8) Acknowledge that some genuine knowledge of an objectively existing spiritual Reality (in this case God!) is essential to evangelical theology, and that language while not capturing that reality fully, does connect to that objective reality. Clark espouses a minimalist account of correspondence, where language does refer to mind-independent state of affairs. It is a view which Clark admits is more of ‘an affirmation of an intuition than it is the development of a theory’ (p.381), for trying to prove truth beyond the category of intuition to more basic or fundamental terms will only result into hopeless circularity. Applying this concept to religious or theological language, Clark espouses a ‘carefully crafted commitment to univocity’ (p.393), where religious language speaks univocally (a word has exactly the same meaning in two different contexts) as opposed to speaking equivocally (the way a word is used in one context is entirely different from the way it is used in another) or by analogy (where a word or term as used in two different contexts communicate different senses, but yet the different senses are somewhat meaningfully related to each other). A commitment to univocity means that when a term is used to predicate of God the way it is used of man, e.g. ‘God is loving’, the meaning of the term as applied to God and the meaning of the term as applied to man are identical, though the mode or manner of expression of the two predications of a univocal term may different completely. But in the case of analogy, the meaning of the term as applied to God and the meaning of the term as applied to man are not identical, though they are similar. Finally, Clark also encourages us to see religious language as not only having its function in referring or describing, but through Speech-Acts theory, to see that it also has other functions and does other things. Saying things about the world is one thing language does, but not the only thing it does – or even the most important thing it does. Speech-acts also forms a link between theology or theological language as scientia and sapientia. Speech-acts as a way of understanding religious language

[...] shows how the language of Scripture, worship, preaching, spiritual formation, and moral instruction is sapiential. This language is intended to do something. As such, religious utterances of this sort do something other than informing listeners about reality. But they do relate to theology as scientia. Scientia is the language intended to describe spiritual realities truly. The purposes of sapientia – worshipping the triune God, transforming Christian character, building the spiritual community called the church, and fulfilling God’s call to evangelistic and social mission – these all involve the use of linguistic utterances of various sorts. But they require the background truth of theology as scientia (p.416-17).
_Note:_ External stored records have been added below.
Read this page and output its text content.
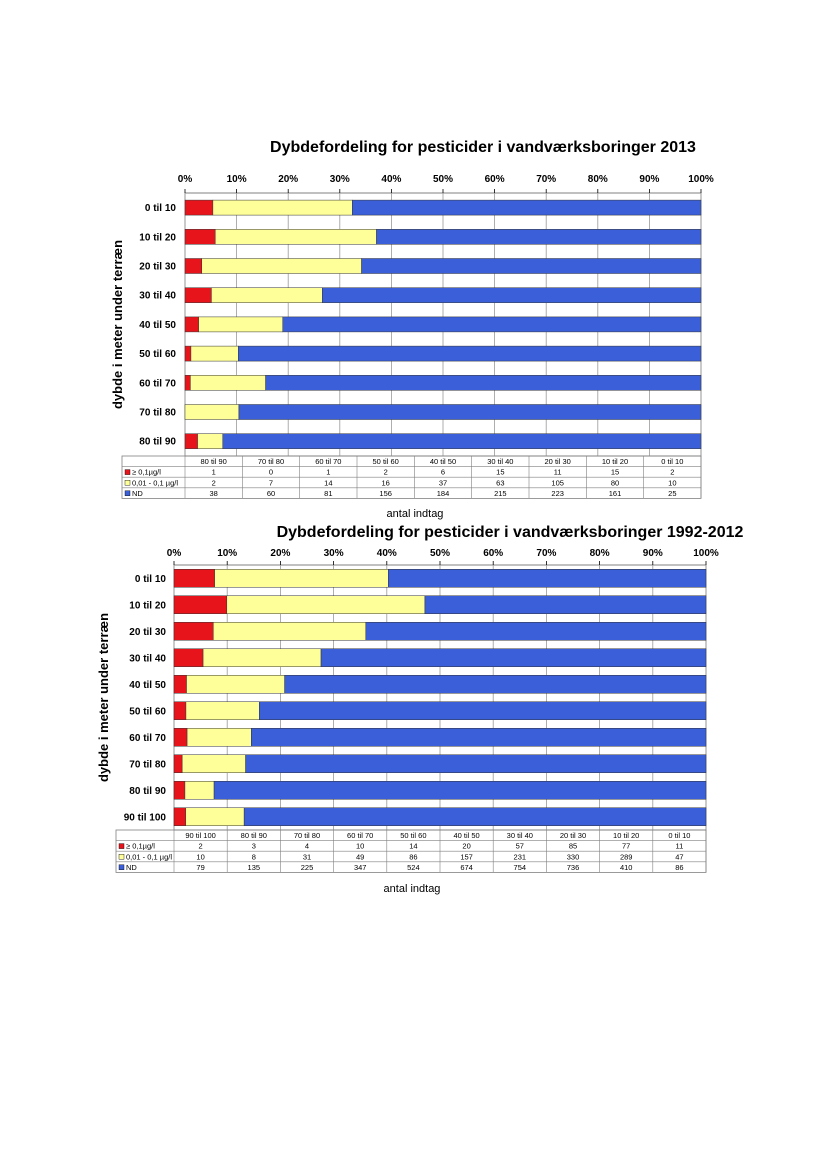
Dybdefordeling for pesticider i vandværksboringer 2013
0%	10%	20%	30%	40%	50%	60%	70%	80%	90%	100%
dybde i meter under terræn
0 til 10
10 til 20
20 til 30
30 til 40
40 til 50
50 til 60
60 til 70
70 til 80
80 til 90
80 til 90	70 til 80	60 til 70	50 til 60	40 til 50	30 til 40	20 til 30	10 til 20	0 til 10
≥ 0,1µg/l	1	0	1	2	6	15	11	15	2
0,01 - 0,1 µg/l	2	7	14	16	37	63	105	80	10
ND	38	60	81	156	184	215	223	161	25
antal indtag
Dybdefordeling for pesticider i vandværksboringer 1992-2012
0%	10%	20%	30%	40%	50%	60%	70%	80%	90%	100%
dybde i meter under terræn
0 til 10
10 til 20
20 til 30
30 til 40
40 til 50
50 til 60
60 til 70
70 til 80
80 til 90
90 til 100
90 til 100	80 til 90	70 til 80	60 til 70	50 til 60	40 til 50	30 til 40	20 til 30	10 til 20	0 til 10
≥ 0,1µg/l	2	3	4	10	14	20	57	85	77	11
0,01 - 0,1 µg/l	10	8	31	49	86	157	231	330	289	47
ND	79	135	225	347	524	674	754	736	410	86
antal indtag
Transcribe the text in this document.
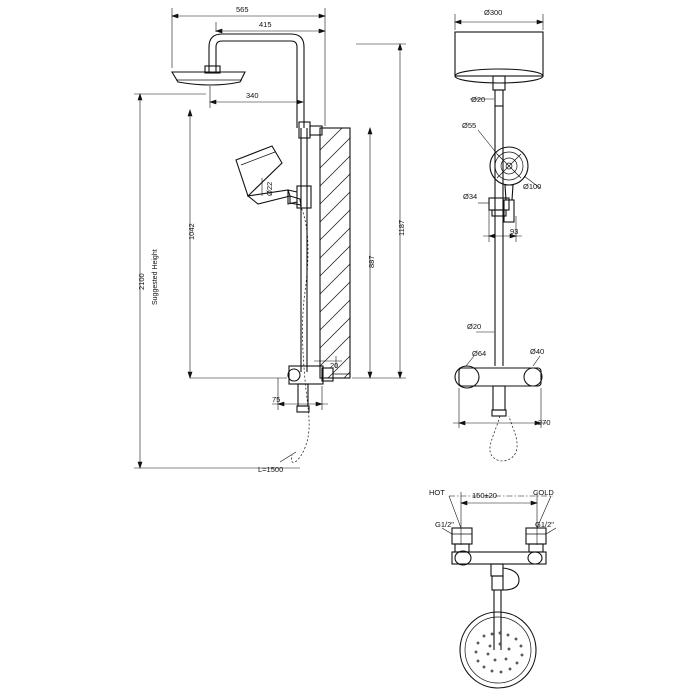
565
415
340
Ø22
1042
2100 Suggested Height
1187
887
20
75
L=1500
Ø300
Ø20
Ø55
Ø100
Ø34
93
Ø20
Ø64	Ø40
270
HOT	COLD
150±20
G1/2"	G1/2"
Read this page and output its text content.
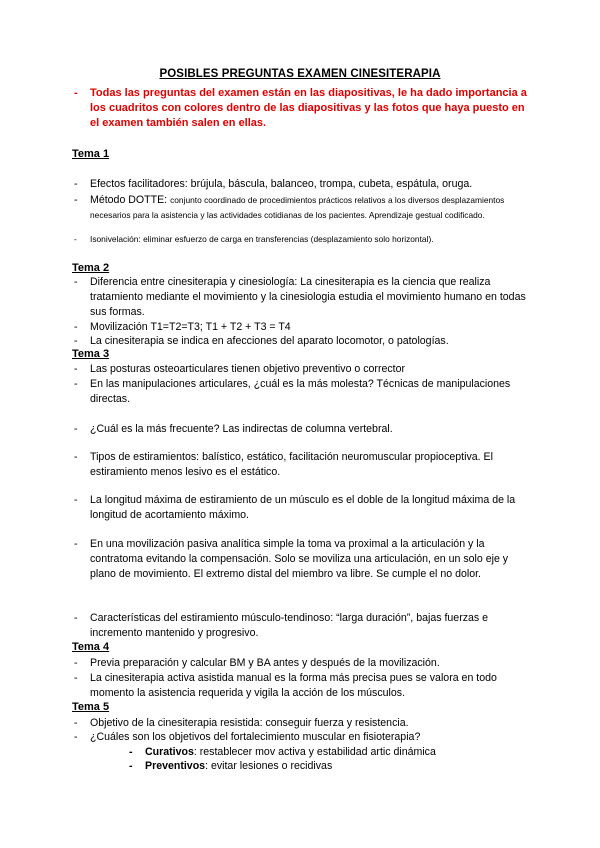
POSIBLES PREGUNTAS EXAMEN CINESITERAPIA
- Todas las preguntas del examen están en las diapositivas, le ha dado importancia a los cuadritos con colores dentro de las diapositivas y las fotos que haya puesto en el examen también salen en ellas.
Tema 1
- Efectos facilitadores: brújula, báscula, balanceo, trompa, cubeta, espátula, oruga.
- Método DOTTE: conjunto coordinado de procedimientos prácticos relativos a los diversos desplazamientos necesarios para la asistencia y las actividades cotidianas de los pacientes. Aprendizaje gestual codificado.
- Isonivelación: eliminar esfuerzo de carga en transferencias (desplazamiento solo horizontal).
Tema 2
- Diferencia entre cinesiterapia y cinesiología: La cinesiterapia es la ciencia que realiza tratamiento mediante el movimiento y la cinesiologia estudia el movimiento humano en todas sus formas.
- Movilización T1=T2=T3; T1 + T2 + T3 = T4
- La cinesiterapia se indica en afecciones del aparato locomotor, o patologías.
Tema 3
- Las posturas osteoarticulares tienen objetivo preventivo o corrector
- En las manipulaciones articulares, ¿cuál es la más molesta? Técnicas de manipulaciones directas.
- ¿Cuál es la más frecuente? Las indirectas de columna vertebral.
- Tipos de estiramientos: balístico, estático, facilitación neuromuscular propioceptiva. El estiramiento menos lesivo es el estático.
- La longitud máxima de estiramiento de un músculo es el doble de la longitud máxima de la longitud de acortamiento máximo.
- En una movilización pasiva analítica simple la toma va proximal a la articulación y la contratoma evitando la compensación. Solo se moviliza una articulación, en un solo eje y plano de movimiento. El extremo distal del miembro va libre. Se cumple el no dolor.
- Características del estiramiento músculo-tendinoso: “larga duración”, bajas fuerzas e incremento mantenido y progresivo.
Tema 4
- Previa preparación y calcular BM y BA antes y después de la movilización.
- La cinesiterapia activa asistida manual es la forma más precisa pues se valora en todo momento la asistencia requerida y vigila la acción de los músculos.
Tema 5
- Objetivo de la cinesiterapia resistida: conseguir fuerza y resistencia.
- ¿Cuáles son los objetivos del fortalecimiento muscular en fisioterapia?
- Curativos: restablecer mov activa y estabilidad artic dinámica
- Preventivos: evitar lesiones o recidivas
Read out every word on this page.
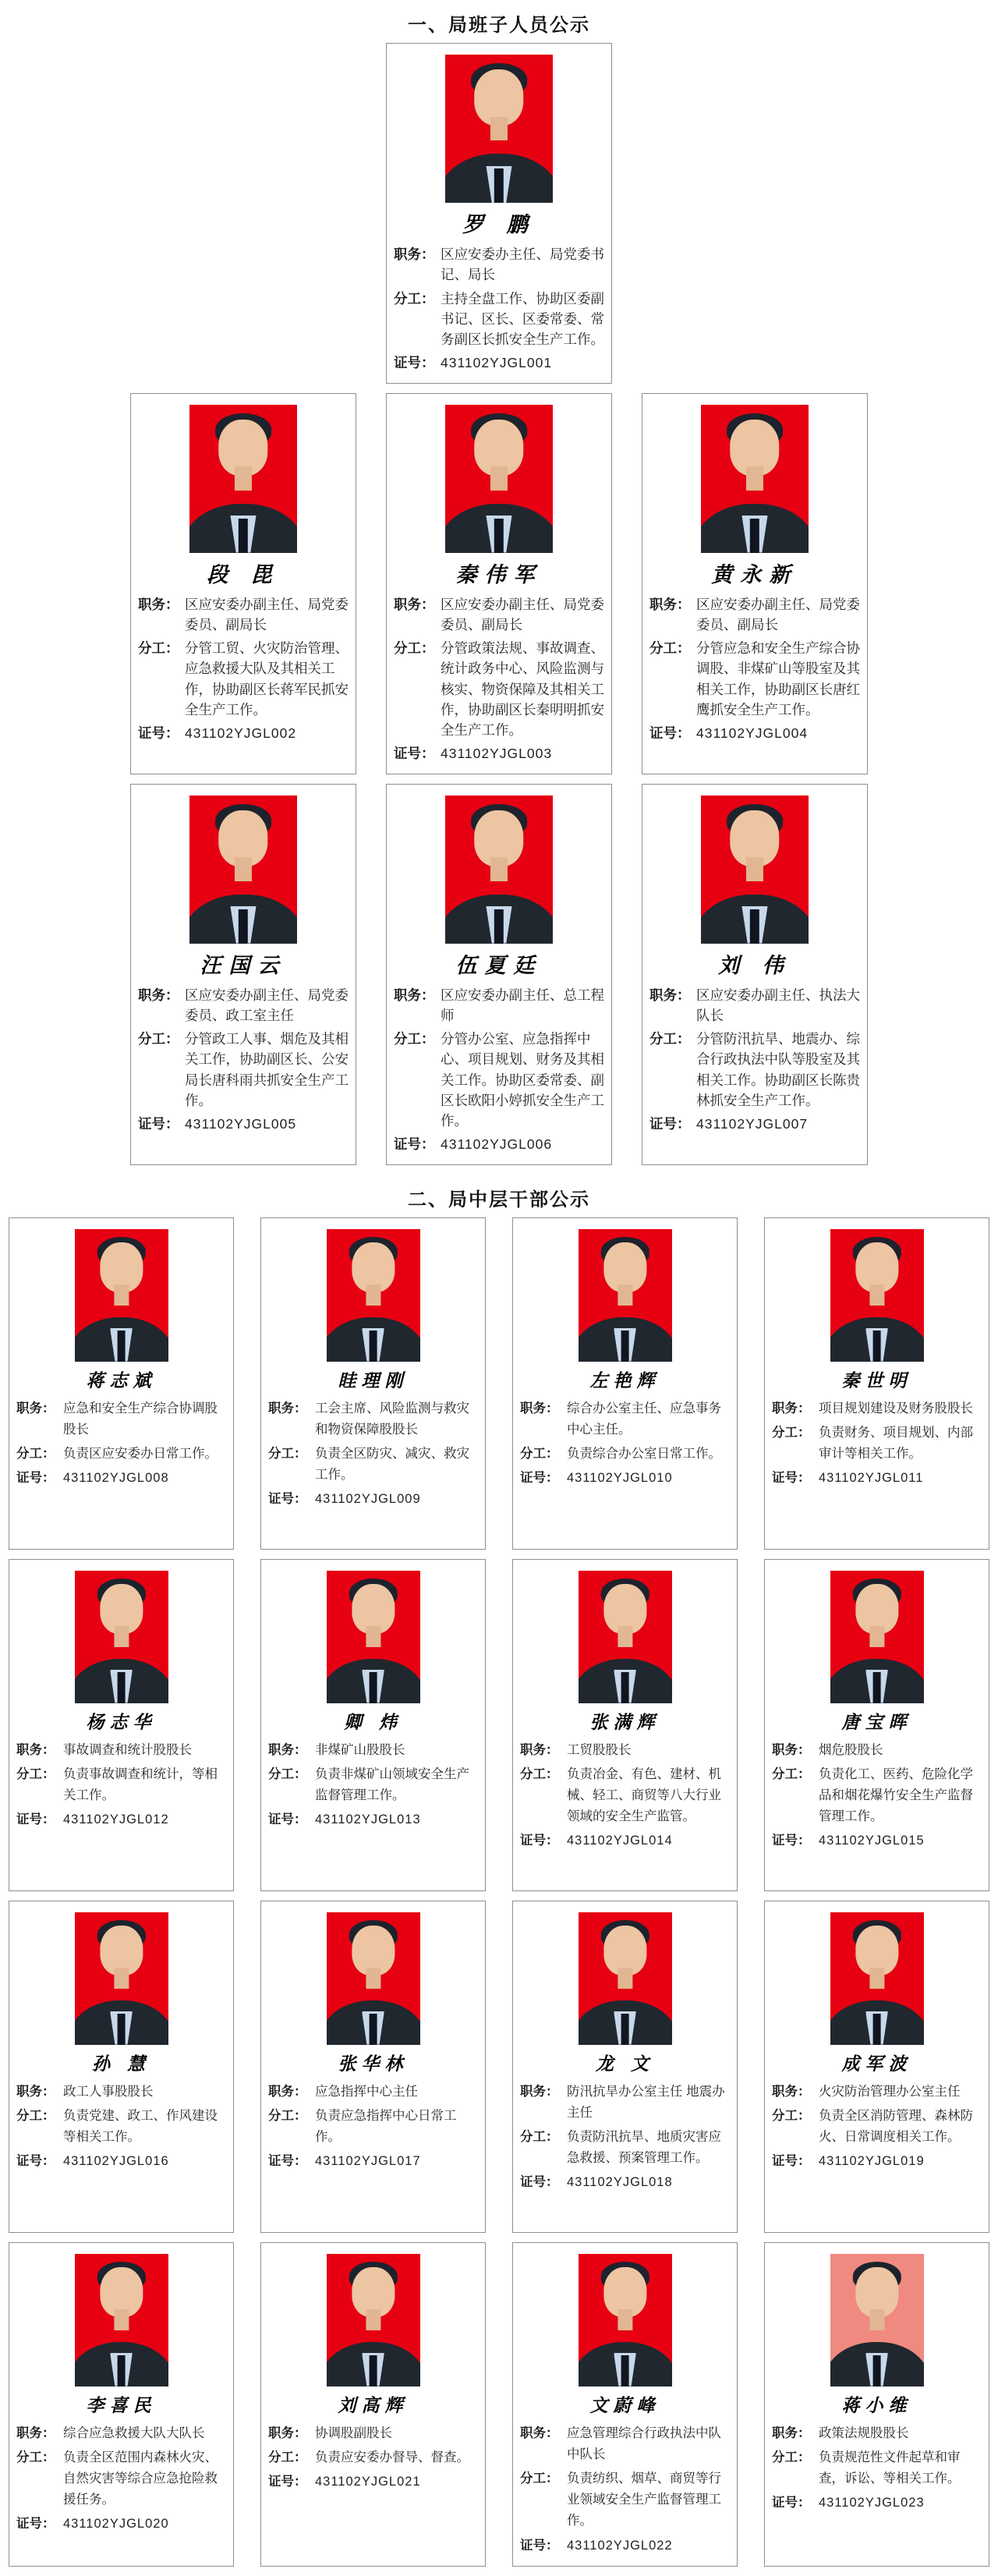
一、局班子人员公示
罗 鹏
职务： 区应安委办主任、局党委书记、局长
分工： 主持全盘工作、协助区委副书记、区长、区委常委、常务副区长抓安全生产工作。
证号： 431102YJGL001
段 毘
职务： 区应安委办副主任、局党委委员、副局长
分工： 分管工贸、火灾防治管理、应急救援大队及其相关工作，协助副区长蒋军民抓安全生产工作。
证号： 431102YJGL002
秦伟军
职务： 区应安委办副主任、局党委委员、副局长
分工： 分管政策法规、事故调查、统计政务中心、风险监测与核实、物资保障及其相关工作，协助副区长秦明明抓安全生产工作。
证号： 431102YJGL003
黄永新
职务： 区应安委办副主任、局党委委员、副局长
分工： 分管应急和安全生产综合协调股、非煤矿山等股室及其相关工作，协助副区长唐红鹰抓安全生产工作。
证号： 431102YJGL004
汪国云
职务： 区应安委办副主任、局党委委员、政工室主任
分工： 分管政工人事、烟危及其相关工作，协助副区长、公安局长唐科雨共抓安全生产工作。
证号： 431102YJGL005
伍夏廷
职务： 区应安委办副主任、总工程师
分工： 分管办公室、应急指挥中心、项目规划、财务及其相关工作。协助区委常委、副区长欧阳小婷抓安全生产工作。
证号： 431102YJGL006
刘 伟
职务： 区应安委办副主任、执法大队长
分工： 分管防汛抗旱、地震办、综合行政执法中队等股室及其相关工作。协助副区长陈贵林抓安全生产工作。
证号： 431102YJGL007
二、局中层干部公示
蒋志斌
职务： 应急和安全生产综合协调股股长
分工： 负责区应安委办日常工作。
证号： 431102YJGL008
眭理刚
职务： 工会主席、风险监测与救灾和物资保障股股长
分工： 负责全区防灾、减灾、救灾工作。
证号： 431102YJGL009
左艳辉
职务： 综合办公室主任、应急事务中心主任。
分工： 负责综合办公室日常工作。
证号： 431102YJGL010
秦世明
职务： 项目规划建设及财务股股长
分工： 负责财务、项目规划、内部审计等相关工作。
证号： 431102YJGL011
杨志华
职务： 事故调查和统计股股长
分工： 负责事故调查和统计，等相关工作。
证号： 431102YJGL012
卿 炜
职务： 非煤矿山股股长
分工： 负责非煤矿山领域安全生产监督管理工作。
证号： 431102YJGL013
张满辉
职务： 工贸股股长
分工： 负责冶金、有色、建材、机械、轻工、商贸等八大行业领域的安全生产监管。
证号： 431102YJGL014
唐宝晖
职务： 烟危股股长
分工： 负责化工、医药、危险化学品和烟花爆竹安全生产监督管理工作。
证号： 431102YJGL015
孙 慧
职务： 政工人事股股长
分工： 负责党建、政工、作风建设等相关工作。
证号： 431102YJGL016
张华林
职务： 应急指挥中心主任
分工： 负责应急指挥中心日常工作。
证号： 431102YJGL017
龙 文
职务： 防汛抗旱办公室主任 地震办主任
分工： 负责防汛抗旱、地质灾害应急救援、预案管理工作。
证号： 431102YJGL018
成军波
职务： 火灾防治管理办公室主任
分工： 负责全区消防管理、森林防火、日常调度相关工作。
证号： 431102YJGL019
李喜民
职务： 综合应急救援大队大队长
分工： 负责全区范围内森林火灾、自然灾害等综合应急抢险救援任务。
证号： 431102YJGL020
刘高辉
职务： 协调股副股长
分工： 负责应安委办督导、督查。
证号： 431102YJGL021
文蔚峰
职务： 应急管理综合行政执法中队中队长
分工： 负责纺织、烟草、商贸等行业领域安全生产监督管理工作。
证号： 431102YJGL022
蒋小维
职务： 政策法规股股长
分工： 负责规范性文件起草和审查，诉讼、等相关工作。
证号： 431102YJGL023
Overall, the biggest contribution of To Know and Love God is to provide a realistic philosophical underpinning to evangelical theological method – one that draws the best insights of both modernism and postmodernism, yet without succumbing to the blind spots and weaknesses of either. It affirms critical realism (that there is a mind-independent objective reality); a minimal account of correspondence to religious language (that language is able to refer and describe this reality); epistemic humility (we can know truly though not exhaustively or fully), and theology that is rooted in scientia for the purposes of sapientia – that we may be truly wise, having ‘passionate love for God, genuine worship of the Trinity, true community with fellow Christians, and loving service in personal evangelism and social compassion – all to the glory of God’ (p.424).